また、補間ゲインをノイズによる振動レベルがノック検出区間OPNにおける振動レベルと同等となるように設定することで、補間区間iNTを上述した実施の形態2に比べて狭く設定することができるため、
図5(3)に示すようなエンジンや運転状態に特有で発生位置が略一定である固定ノイズを除去することができる。
図6(3)においては時間T13でノイズが補間区間iNTに重畳し、その後、時間T23でノイズがノック検出区間OPNに重畳するが、上述したように本実施の形態3によるノックウィンドウでは1と所定の補間ゲイン(例えば0.5)の線形補間値が補間区間に設定されるため、ノイズがノック検出区間OPNに近づくにつれてノック信号が徐々に大きくなるため、ノック信号VP
の急増によるノック判定閾値VTHの算出遅れを抑制することができ、ノック誤検出を抑制することができる。

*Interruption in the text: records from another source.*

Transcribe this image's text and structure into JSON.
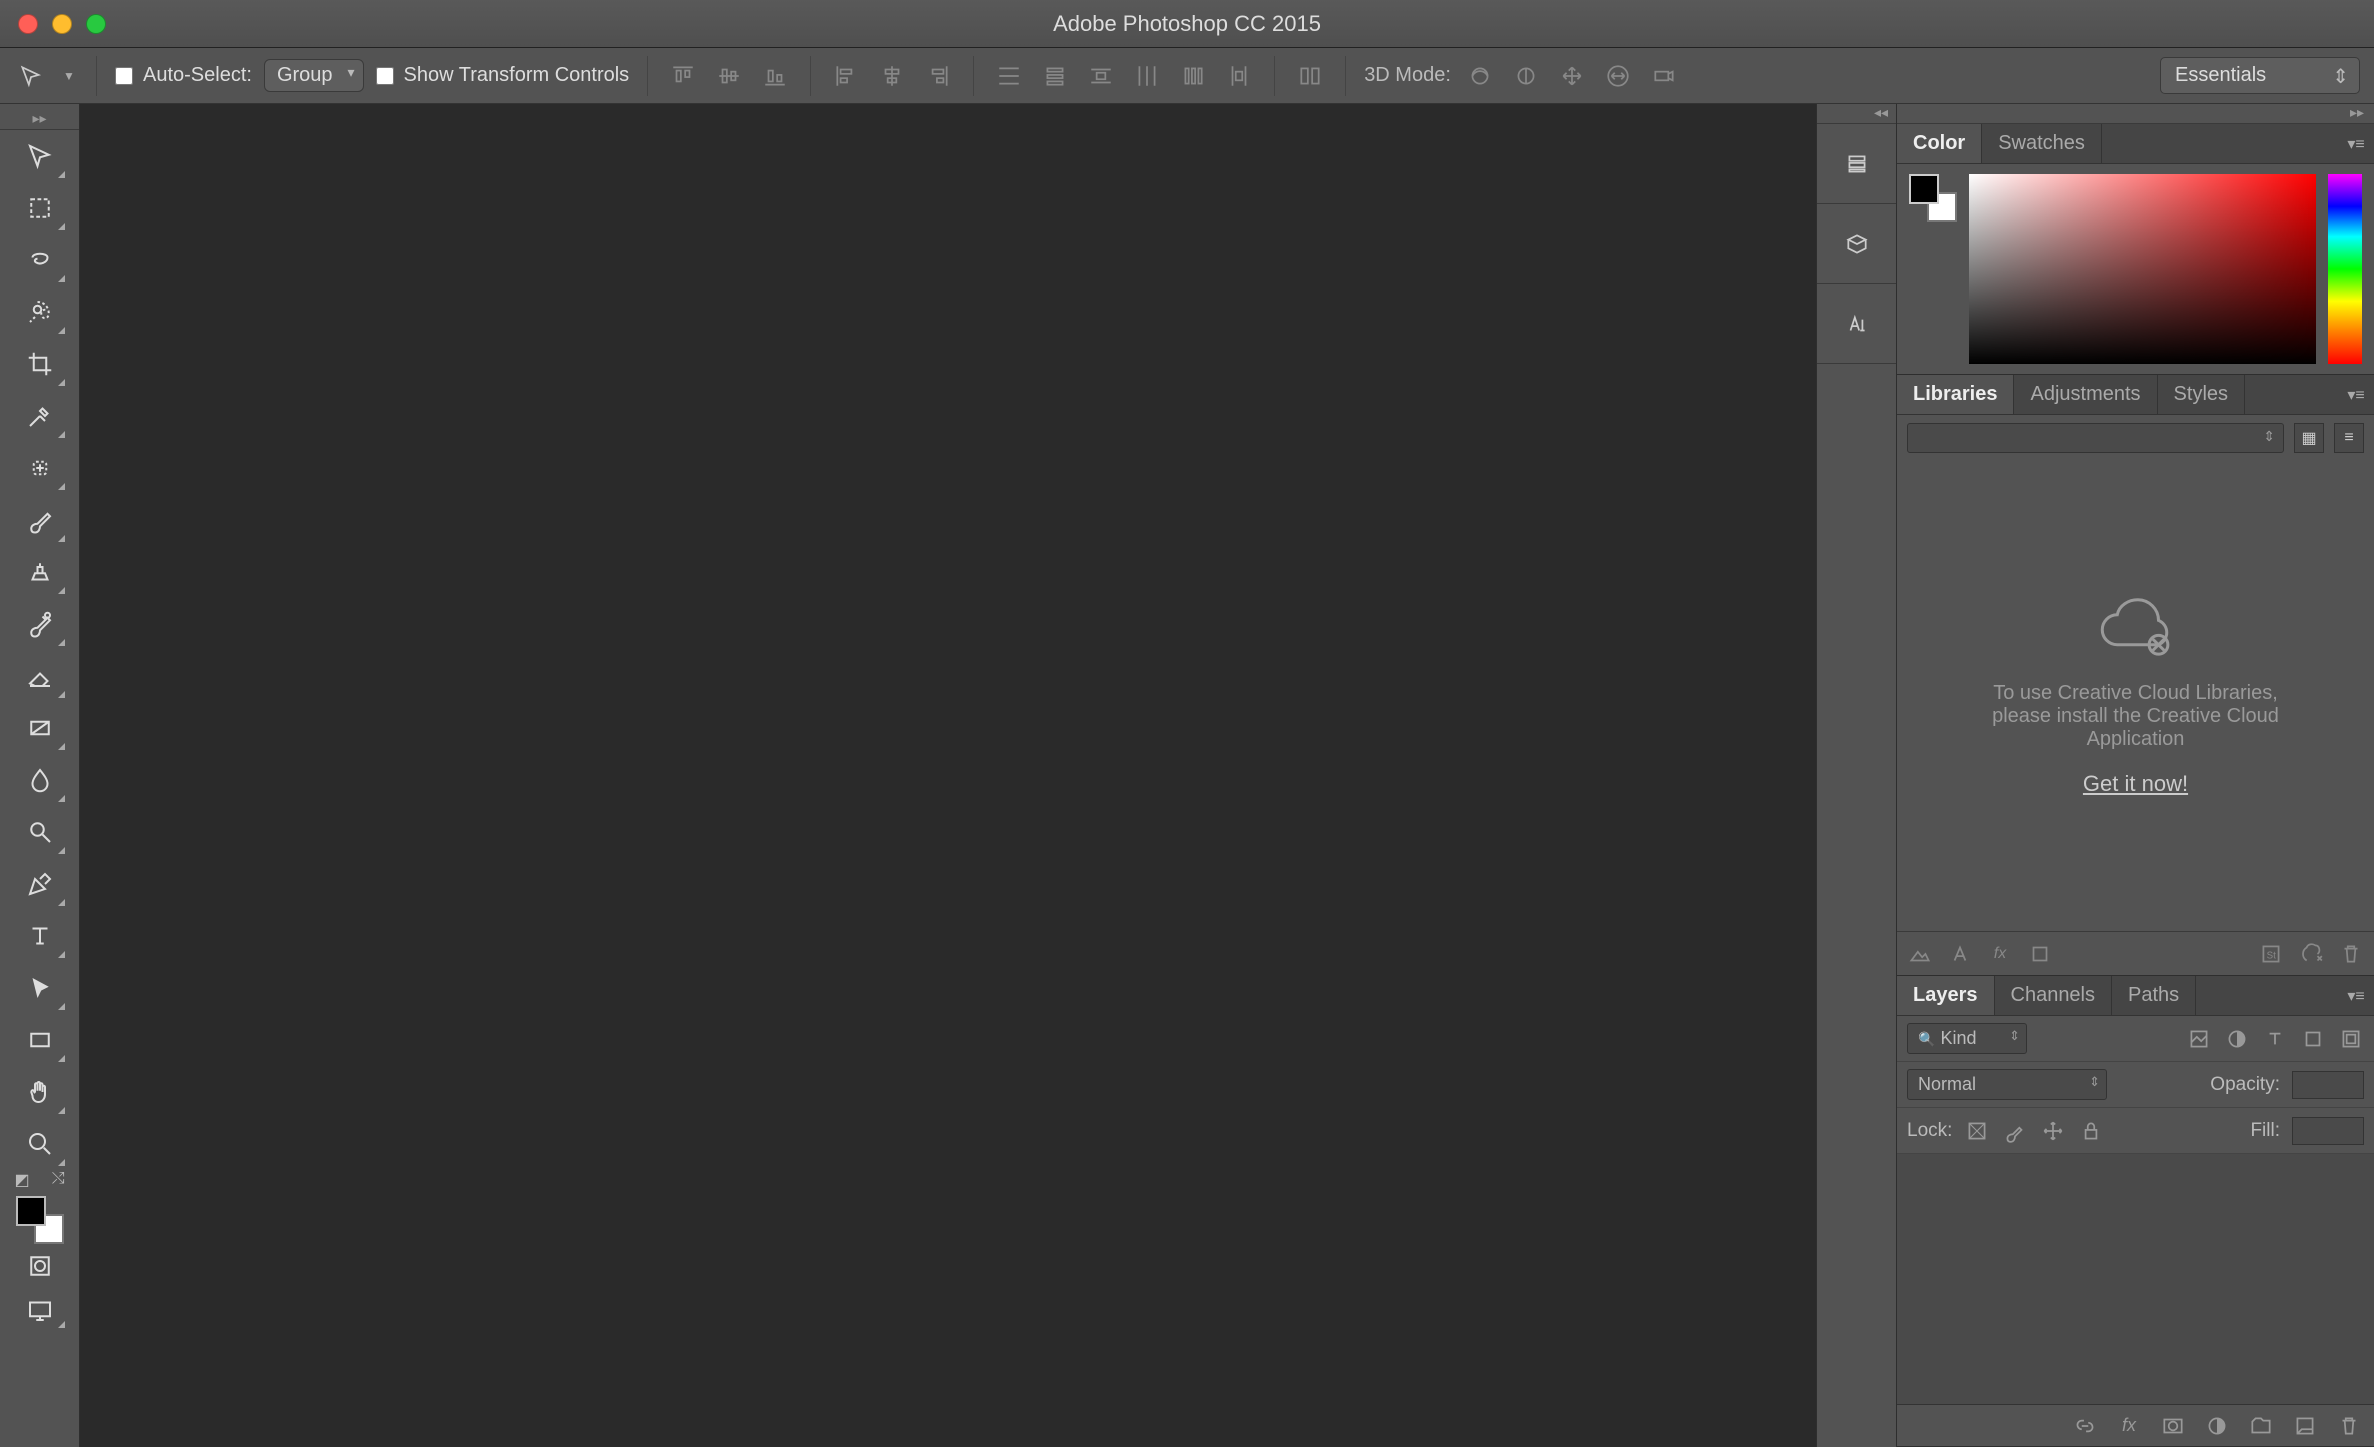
{
  "titlebar": {
    "title": "Adobe Photoshop CC 2015"
  },
  "options": {
    "auto_select_label": "Auto-Select:",
    "group_label": "Group",
    "show_transform_label": "Show Transform Controls",
    "mode3d_label": "3D Mode:",
    "workspace": "Essentials"
  },
  "tools": [
    "move",
    "marquee",
    "lasso",
    "quick-select",
    "crop",
    "eyedropper",
    "healing",
    "brush",
    "stamp",
    "history-brush",
    "eraser",
    "gradient",
    "blur",
    "dodge",
    "pen",
    "type",
    "path-select",
    "rectangle",
    "hand",
    "zoom"
  ],
  "panels": {
    "color": {
      "tabs": [
        "Color",
        "Swatches"
      ],
      "active": 0
    },
    "libraries": {
      "tabs": [
        "Libraries",
        "Adjustments",
        "Styles"
      ],
      "active": 0,
      "message_line1": "To use Creative Cloud Libraries,",
      "message_line2": "please install the Creative Cloud",
      "message_line3": "Application",
      "get_it_now": "Get it now!"
    },
    "layers": {
      "tabs": [
        "Layers",
        "Channels",
        "Paths"
      ],
      "active": 0,
      "kind_label": "Kind",
      "blend_mode": "Normal",
      "opacity_label": "Opacity:",
      "lock_label": "Lock:",
      "fill_label": "Fill:"
    }
  }
}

さらに、例えばノックによる振動レベルVKNKが図示しているレベルである場合には、時間T4までノック検出を行うことができる。
【0033】
以上のように本発明のノック制御装置によれば、ノックウィンドウ設定手段17は、予めノックにより振動が発生する区間をノック検出区間(開区間OPN)として設定し、ノック検出区間ではデジタル信号処理手段16による処理結果に対して開ゲインを乗算し、ノック検出区間以外の区間(閉区間CLS)ではデジタル信号処理手段16による処理結果に対して閉ゲインを乗算し、さらに、開区間OPNと閉区間CLSとの間に所定の補間区間INTを設け、補間区間INTではデジタル信号処理手段16による処理結果に対して開ゲインと所定の補間ゲインとの線形補間値を乗算するもので、各種ノイズがノック検出区間に出入りする際のノック信号レベルの急変を生じることないためノック判定閾値の追従遅れによるノック誤検出を抑制することができ、さらに、ノック検出区間を不要に拡げることがないためノック検出区間以外でのノック誤検出を回避することができるという優れた効果を得ることができ、結果としてノック制御性を向上することができる。
【0034】
なお、上述した各実施の形態においては、ノック検出区間の後側の補正区間について説明したが、ノック検出区間の前側についても同様に構成することで、同様の効果を得ることができる。
また、ノック検出区間の前後で重畳するノイズが異なるような状態においては、ノック検出区間の前後で補間区間の設定を個別に設定することで、より一層精度良くノイズによるノック誤検出を抑制することができる。
【0035】
また、燃焼過程に重畳するノイズは運転状態によっても変わるため、補間区間及び補間ゲインをエンジン回転速度、エンジン負荷のうち少なくとも一つに基づいて設定することで、より一層精度良くノイズによるノック誤検出を抑制することができる。